Beirut breaking the taboo of mental illness
Beirut - If there were a list of things Arab society prefers to never talk about, mental illness would be on top. Suffering from mental illness is often perceived as shameful, and a sign of a weak personality that requires isolation or pity. However, many young Lebanese are acknowledging how dangerous such a stigma is and are moving to break the taboo.
Hundreds of students made up a full-house at Unmasking Mental Illness at the American University of Beirut (AUB) in November to listen to four people describe dealing with depression, anxiety, bipolar disorders and the often-misunderstood obsessive-compulsive disorder (OCD).
“Now we hear ‘I am OCD’ (sarcastically) every day from almost everyone who has a habit or obsession with keeping things proper and in order,” said one of the speakers, a man in his early 20s, “but it’s really not that funny. It’s rather painful.”
All ears and heart, students asked questions, empathised with the speakers and some even referred to their own suffering.
The event was organised by Embrace, a 2-year-old initiative at AUB’s psychiatry department, which says one of its missions is to spread awareness of mental illness.
“Embrace’s first awareness campaign was titled Untie the Knot,” the group’s advocacy coordinator Farah Yehia said.
It was both a call on people suffering from mental illness to accept it and on others to break the stigma associated with it, she said. Okda, the Arabic word for “knot”, can either mean “complex” or “stigma” in Lebanese Arabic.
But the organisation gained its widest reach when it directed its campaign towards preventing suicide in 2014, pointing out that there is a suicide in Lebanon every three days.
Although the rate is not high compared to other countries, Embrace’s founder Dr Ziad Nahas explained it does not reflect the total number of individuals who seriously consider suicide.
“If the World Health Organisation’s rule that for every successful suicide there are ten to 20 failed attempts, it would mean that one person attempts suicide every seven hours in Lebanon,” he said.
In addition to raising awareness and supporting people with mental illnesses, the organisation set an additional goal of setting up the first suicide prevention hotline in Lebanon.
The project relied on individual contributions through online crowd funding and it was recently announced that $20,000, needed for the first preparations, had been collected. It is to be launched in 2017 and will be operated by trained specialists who would listen to callers and help them avoid self-harm.
One legitimate question was raised during the AUB conference: “Would someone who’s willing to commit suicide pick up the phone and call a hotline?”
“Yes” is the answer, according to Nada, who told of her experience with severe clinical depression and anorexia.
“Two of my three suicide attempts were not really actions based on the decision to end my life,” said Nada, who asked to be identified by her first name only. “They were rather calls for help.”
Rising as a successful woman in Qatar’s male-dominated field of investment banking, Nada said she never thought she would end up spending two months in hospital under strict supervision and very high doses of antidepressants.
But, after missing out on what she calls the “job opportunity of [her] life”, she found herself unemployed and dark thoughts took over.
“I had been working non-stop since I was 17. I had never been jobless before.

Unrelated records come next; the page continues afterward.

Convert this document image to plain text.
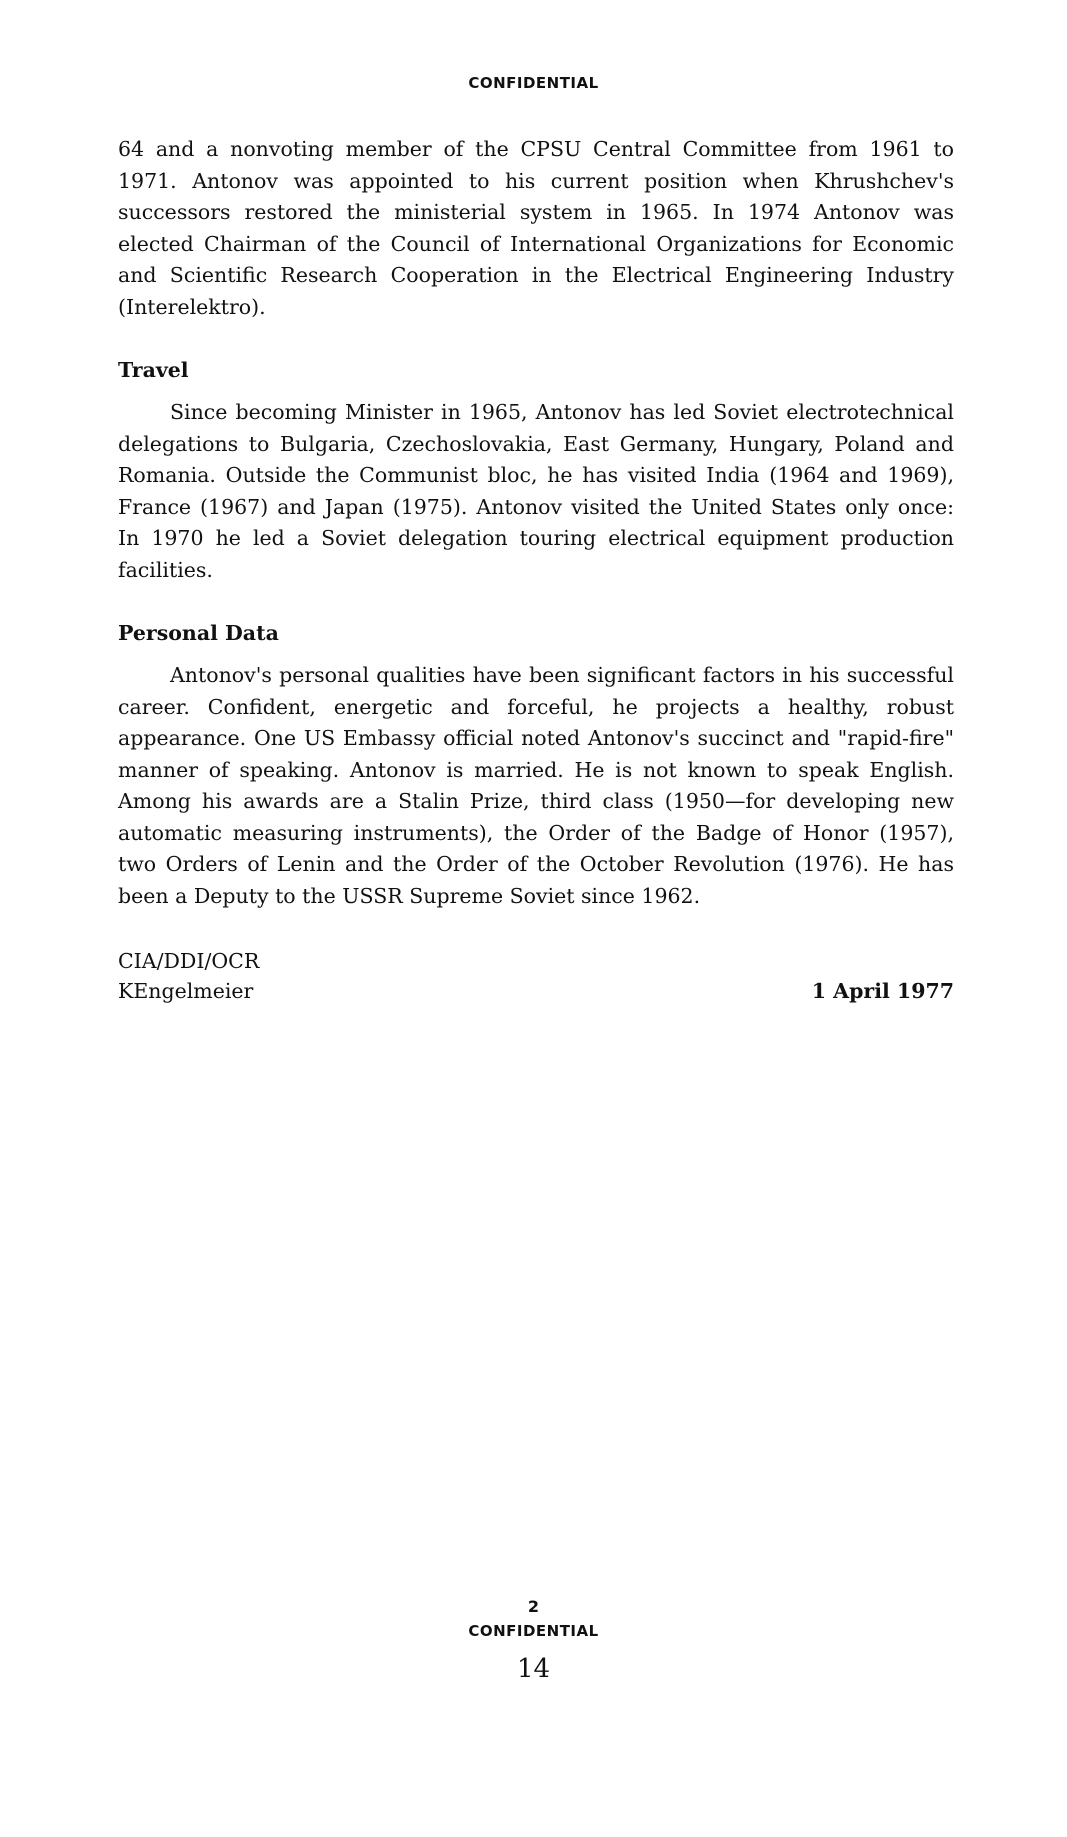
CONFIDENTIAL

64 and a nonvoting member of the CPSU Central Committee from 1961 to 1971. Antonov was appointed to his current position when Khrushchev's successors restored the ministerial system in 1965. In 1974 Antonov was elected Chairman of the Council of International Organizations for Economic and Scientific Research Cooperation in the Electrical Engineering Industry (Interelektro).

Travel

Since becoming Minister in 1965, Antonov has led Soviet electrotechnical delegations to Bulgaria, Czechoslovakia, East Germany, Hungary, Poland and Romania. Outside the Communist bloc, he has visited India (1964 and 1969), France (1967) and Japan (1975). Antonov visited the United States only once: In 1970 he led a Soviet delegation touring electrical equipment production facilities.

Personal Data

Antonov's personal qualities have been significant factors in his successful career. Confident, energetic and forceful, he projects a healthy, robust appearance. One US Embassy official noted Antonov's succinct and "rapid-fire" manner of speaking. Antonov is married. He is not known to speak English. Among his awards are a Stalin Prize, third class (1950—for developing new automatic measuring instruments), the Order of the Badge of Honor (1957), two Orders of Lenin and the Order of the October Revolution (1976). He has been a Deputy to the USSR Supreme Soviet since 1962.

CIA/DDI/OCR
KEngelmeier	1 April 1977
2
CONFIDENTIAL
14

I used to extract my value from work and work defined me,” she recounted. “So, even though I was doing a lot of things, I felt that my life was empty (when jobless).”
The crisis led her to resort to self-isolation, which she justified as a space to reflect on the unfortunate developments but was actually a time of “pessimism”, full of what-ifs and self-demeaning thoughts.
“I felt the need to punish myself for making the wrong decision. Then I started feeling that I was not entitled to the food in front of me, because it was not the result of my own labour. This led me to anorexia,” she said.
The biggest challenge Nada said was accepting that she must seek medical help.
“I could not accept that I needed help,” she said. “It made me think of myself as weak, as opposed to the person I used to be: strong, self-achieved and independent.”
And because stigma goes hand in hand with ignorance, Nada’s parents — both medical doctors — had no idea how to deal with a depressed daughter and found it difficult to even admit her mental illness.
“In an attempt to help me restore my appetite, my mother used to cook a meal that I loved. I obviously did not eat any but this shows how they [my parents] did not know how to deal with it,” Nada said.
After experiencing the disheartening effects of stigmatisation first-hand, Nada started her journey with Embrace two years ago and now speaks publicly about her experiences.
She and dozens of other patients act as Embrace’s motor, volunteering to carry out the organisation’s projects and events.